Her fingers are slipping away from his. She is floating up into the air, her hair whipping round her face. She stares down at him and smiles, fading away from his sight.

‘I love you, Kirsty,’ he says. And then she is gone.

‘What did you say, sir?’

McLean’s eyes snapped open and he found himself staring up at the sweat-streaked face of DS Ritchie. He felt like someone had shoved him into an oven at gas-mark nine, and it wasn’t hard to see why. All around was flame.

‘We’ve got to get out. Now.’ Ritchie stooped down and hauled McLean upright. He dimly recalled that she’d been injured herself. What was she doing coming here endangering herself?

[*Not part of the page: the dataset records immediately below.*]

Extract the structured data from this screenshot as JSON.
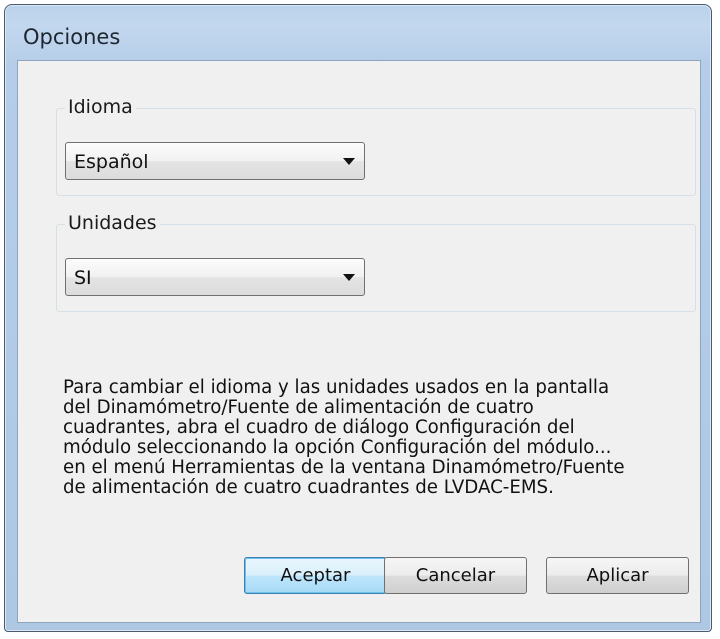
{
  "window": {
    "title": "Opciones"
  },
  "language_group": {
    "label": "Idioma",
    "selected": "Español"
  },
  "units_group": {
    "label": "Unidades",
    "selected": "SI"
  },
  "info_lines": [
    "Para cambiar el idioma y las unidades usados en la pantalla",
    "del Dinamómetro/Fuente de alimentación de cuatro",
    "cuadrantes, abra el cuadro de diálogo Configuración del",
    "módulo seleccionando la opción Configuración del módulo...",
    "en el menú Herramientas de la ventana Dinamómetro/Fuente",
    "de alimentación de cuatro cuadrantes de LVDAC-EMS."
  ],
  "buttons": {
    "ok": "Aceptar",
    "cancel": "Cancelar",
    "apply": "Aplicar"
  },
  "icons": {
    "dropdown": "chevron-down-icon"
  }
}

He’d tell her off later, he decided.

Everything hurt, but his legs seemed stronger than they had any right to be. Once he was up, he was able to stagger towards the nearest doorway, back into the admin block. Smoke billowed around the lower ceiling, flames eating at the wooden desks and shelving. They half walked, half fell down the spiral stone steps to the tunnel. The air was slightly better down here, a steady draft being dragged through by the fire up above. Still, it was difficult to breathe.